At an Atlanta church service Sunday, the presidential candidate compared leadership to a relay race in which each generation must ask themselves “what do we do during that period of time when we carry that baton.”
Then she added with a smile that for “the older leaders, it also becomes a question of let’s also know when to pass the baton.”
The AP is reading this as a shot across the bow at some of the older, establishment figures in the Democratic Party, but who specifically? They’re guessing she’s talking about Joe Biden, and that’s fair to speculate. Uncle Joe is lapping the field in national polling and at least tripling Harris’ numbers in most surveys. She’s going to have to start doing something to start chipping away at his lead eventually, but she’s walking a tightrope in terms of not coming off as being too disrespectful of him. It could also be seen as an unsubtle dig at Biden’s age since he’s literally part of the “old guard” of the Democrats.

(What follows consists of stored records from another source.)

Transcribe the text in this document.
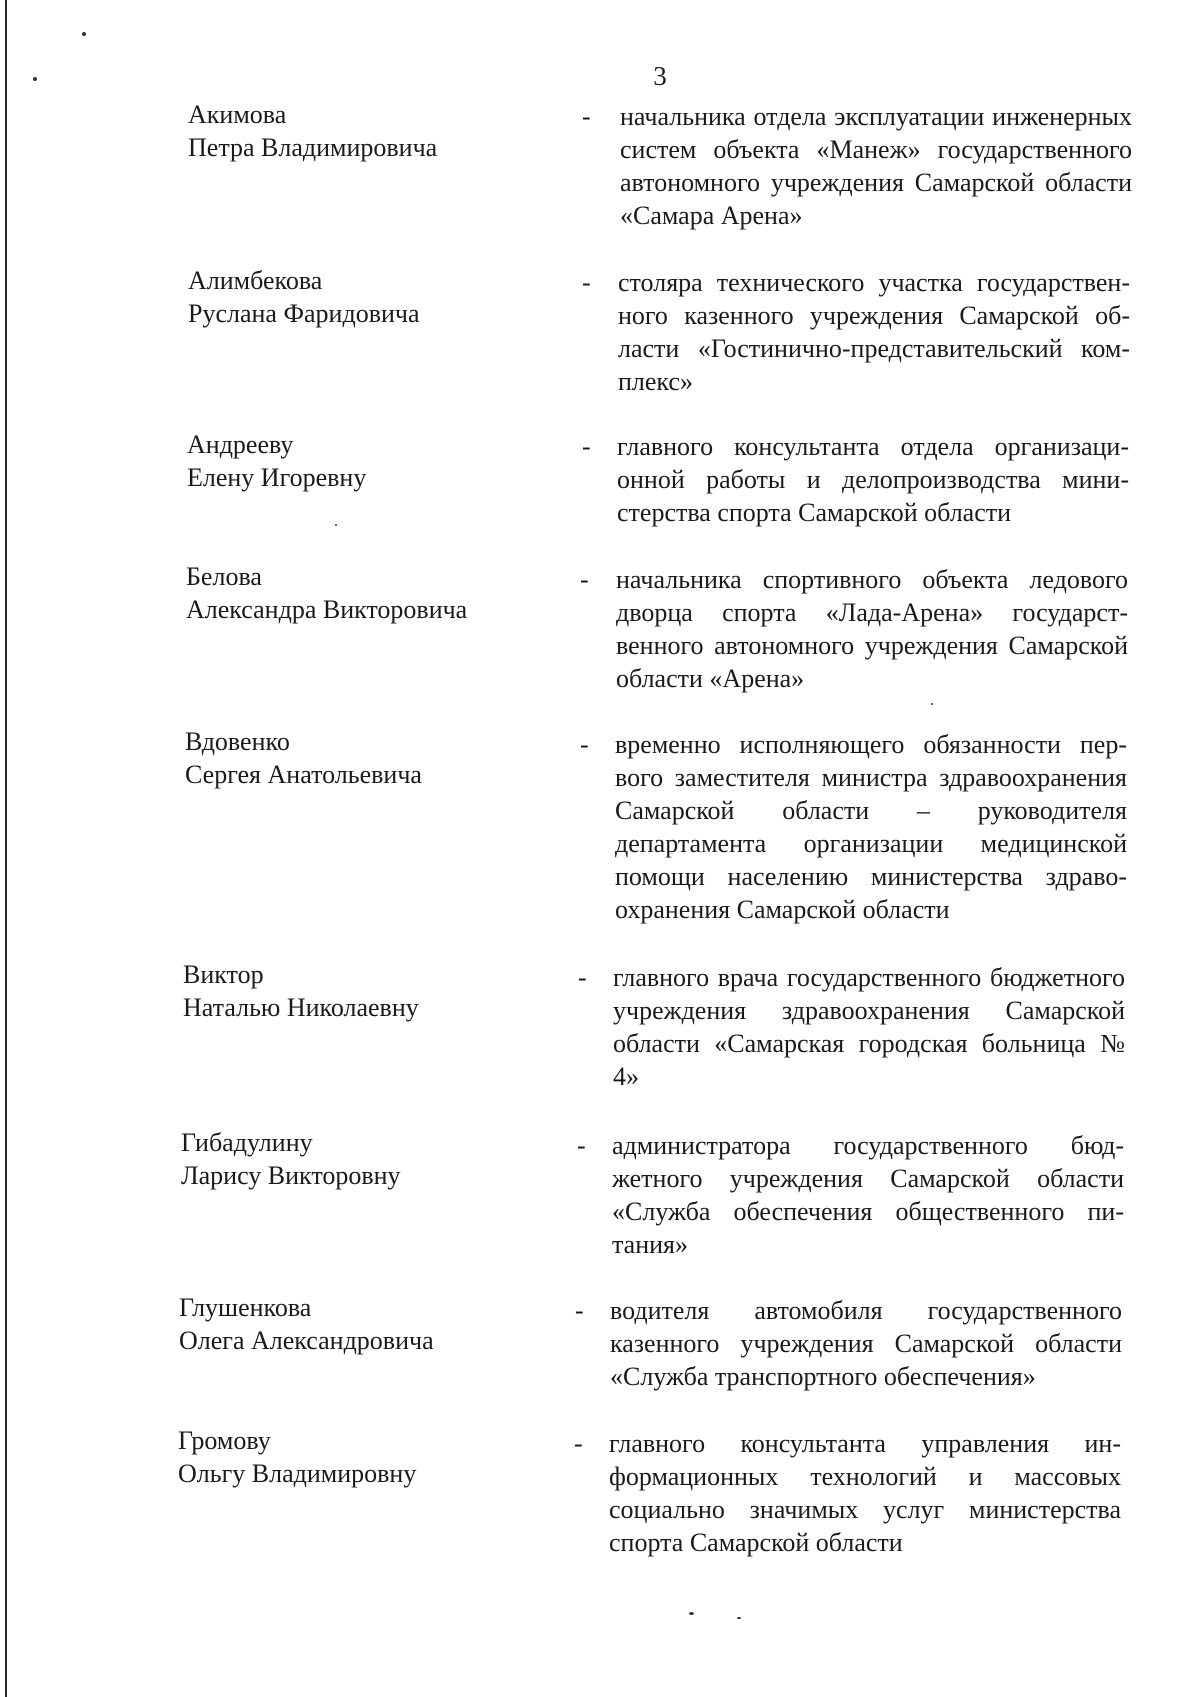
3
Акимова
Петра Владимировича
- начальника отдела эксплуатации инженерных систем объекта «Манеж» государственного автономного учреждения Самарской области «Самара Арена»
Алимбекова
Руслана Фаридовича
- столяра технического участка государственного казенного учреждения Самарской области «Гостинично-представительский комплекс»
Андрееву
Елену Игоревну
- главного консультанта отдела организационной работы и делопроизводства министерства спорта Самарской области
Белова
Александра Викторовича
- начальника спортивного объекта ледового дворца спорта «Лада-Арена» государственного автономного учреждения Самарской области «Арена»
Вдовенко
Сергея Анатольевича
- временно исполняющего обязанности первого заместителя министра здравоохранения Самарской области – руководителя департамента организации медицинской помощи населению министерства здравоохранения Самарской области
Виктор
Наталью Николаевну
- главного врача государственного бюджетного учреждения здравоохранения Самарской области «Самарская городская больница № 4»
Гибадулину
Ларису Викторовну
- администратора государственного бюджетного учреждения Самарской области «Служба обеспечения общественного питания»
Глушенкова
Олега Александровича
- водителя автомобиля государственного казенного учреждения Самарской области «Служба транспортного обеспечения»
Громову
Ольгу Владимировну
- главного консультанта управления информационных технологий и массовых социально значимых услуг министерства спорта Самарской области
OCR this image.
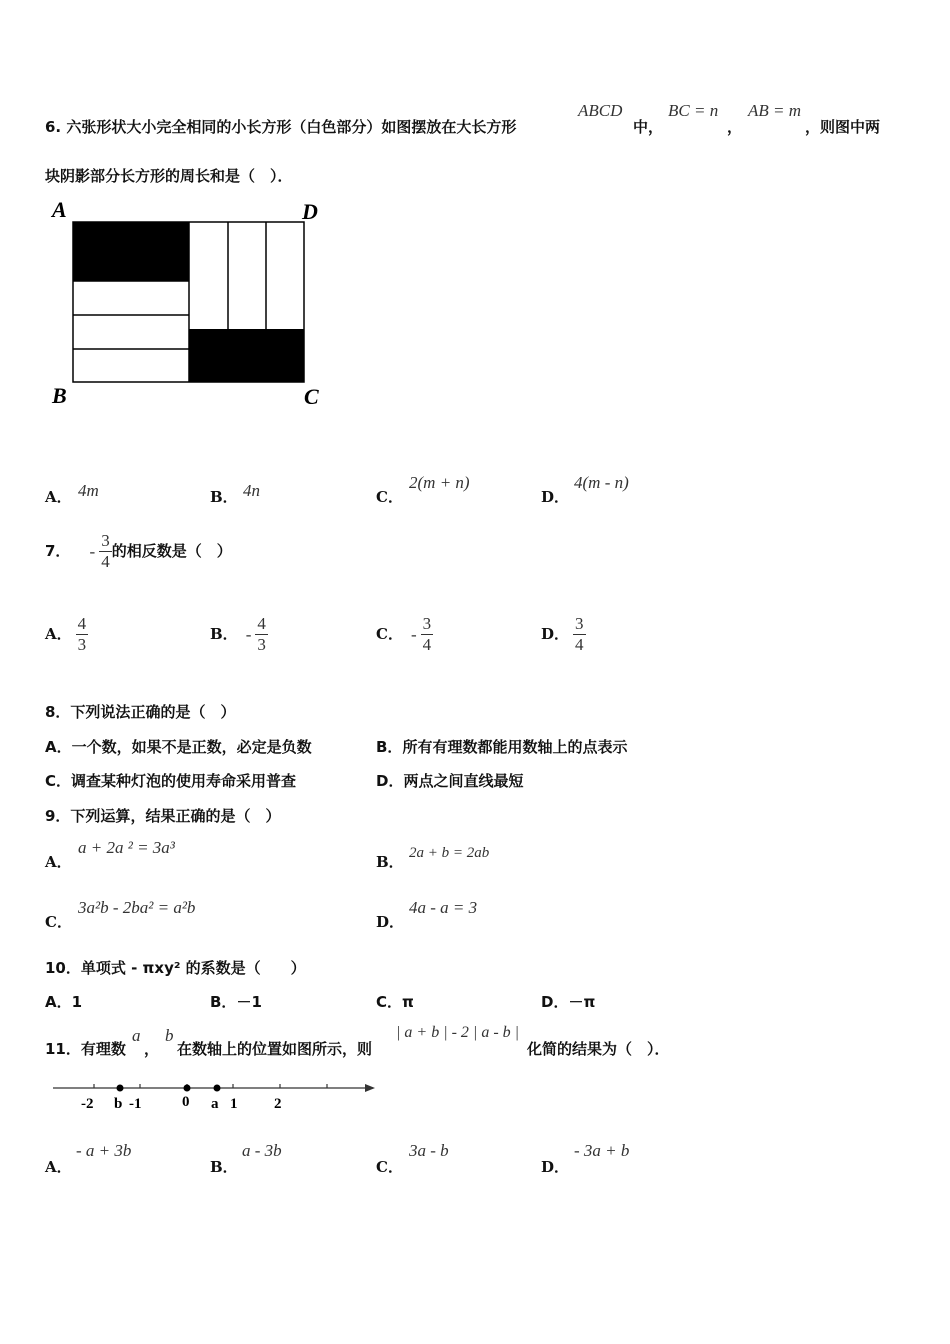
6. 六张形状大小完全相同的小长方形（白色部分）如图摆放在大长方形
ABCD
中，
BC = n
，
AB = m
，则图中两
块阴影部分长方形的周长和是（　）．
A	D
B	C
A． 4m	B． 4n	C．
2(m + n)
D．
4(m - n)
7． - $\frac{3}{4}$ 的相反数是（　）
A． $\frac{4}{3}$	B． - $\frac{4}{3}$	C． - $\frac{3}{4}$	D． $\frac{3}{4}$
8．下列说法正确的是（　）
A．一个数，如果不是正数，必定是负数	B．所有有理数都能用数轴上的点表示
C．调查某种灯泡的使用寿命采用普查	D．两点之间直线最短
9．下列运算，结果正确的是（　）
A．
a + 2a ² = 3a³
B． 2a + b = 2ab
C．
3a²b - 2ba² = a²b
D．
4a - a = 3
10．单项式 - πxy² 的系数是（　　）
A．1	B．－1	C．π	D．－π
11．有理数
a
，
b
在数轴上的位置如图所示，则
| a + b | - 2 | a - b |
化简的结果为（　）．
-2 b -1	0 a 1 2
A．
- a + 3b
B．
a - 3b
C．
3a - b
D．
- 3a + b
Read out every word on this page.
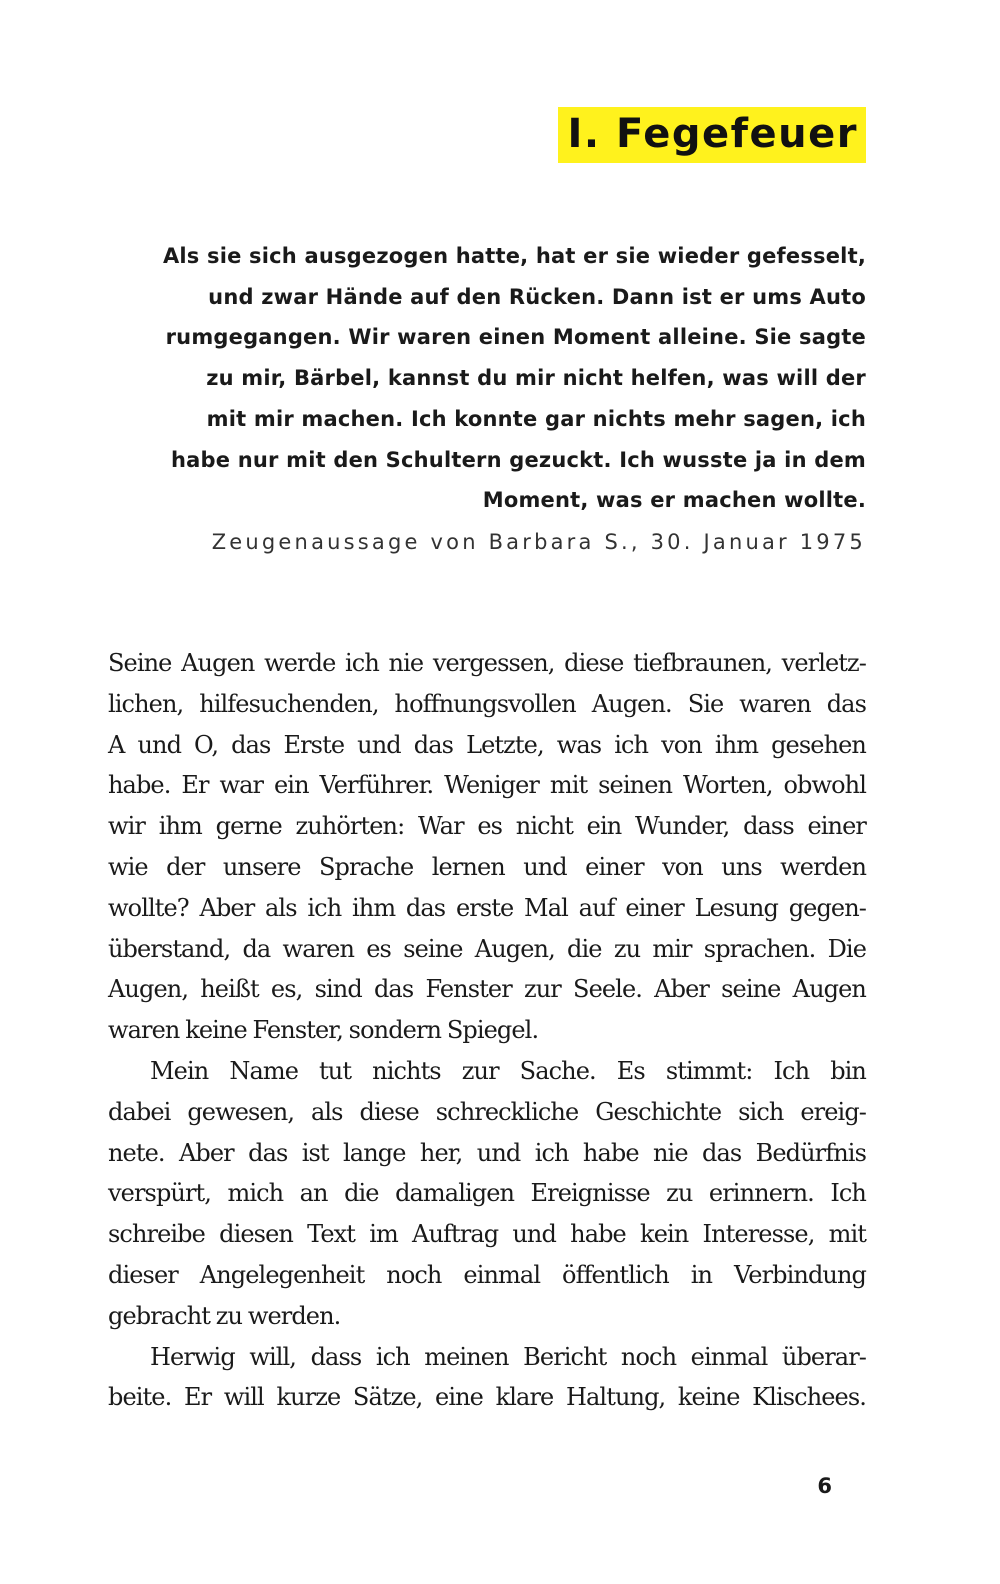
I. Fegefeuer
Als sie sich ausgezogen hatte, hat er sie wieder gefesselt,
und zwar Hände auf den Rücken. Dann ist er ums Auto
rumgegangen. Wir waren einen Moment alleine. Sie sagte
zu mir, Bärbel, kannst du mir nicht helfen, was will der
mit mir machen. Ich konnte gar nichts mehr sagen, ich
habe nur mit den Schultern gezuckt. Ich wusste ja in dem
Moment, was er machen wollte.
Zeugenaussage von Barbara S., 30. Januar 1975
Seine Augen werde ich nie vergessen, diese tiefbraunen, verletz-
lichen, hilfesuchenden, hoffnungsvollen Augen. Sie waren das
A und O, das Erste und das Letzte, was ich von ihm gesehen
habe. Er war ein Verführer. Weniger mit seinen Worten, obwohl
wir ihm gerne zuhörten: War es nicht ein Wunder, dass einer
wie der unsere Sprache lernen und einer von uns werden
wollte? Aber als ich ihm das erste Mal auf einer Lesung gegen-
überstand, da waren es seine Augen, die zu mir sprachen. Die
Augen, heißt es, sind das Fenster zur Seele. Aber seine Augen
waren keine Fenster, sondern Spiegel.
Mein Name tut nichts zur Sache. Es stimmt: Ich bin
dabei gewesen, als diese schreckliche Geschichte sich ereig-
nete. Aber das ist lange her, und ich habe nie das Bedürfnis
verspürt, mich an die damaligen Ereignisse zu erinnern. Ich
schreibe diesen Text im Auftrag und habe kein Interesse, mit
dieser Angelegenheit noch einmal öffentlich in Verbindung
gebracht zu werden.
Herwig will, dass ich meinen Bericht noch einmal überar-
beite. Er will kurze Sätze, eine klare Haltung, keine Klischees.
6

If it’s only literal age being referred to, the same could be said for Bernie Sanders. But in terms of his political history and positions, he’s about as far out of the mainstream as you can get. My first reaction, however, was to think that Harris might have been talking about people such as Hillary Clinton and Nancy Pelosi. They’ve been viewed as party leaders for a long time.
But it’s a bit of a stretch for Harris to suggest that she’s one of the new, young guns with fresh ideas, isn’t it? First of all, if we’re talking about literal age, Harris is certainly younger than Biden, Sanders or Pelosi, but that’s not saying much. She’s in her fifties. There are younger candidates running against her. And even in terms of ideology, Harris is new to positions currently being taken by the actual young guns. She’s been more of a traditional centrist Democrat for her entire career. She’ll be playing catch-up on issues like gender definitions, criminal justice reform, pot legalization, reparations and a host of other topics.
Then again, perhaps she can simply flip a switch and lock herself into all the new, far-left hotness. Kirsten Gillibrand has flip-flopped on every topic under the sun and she’s still in office. Why not give it a try?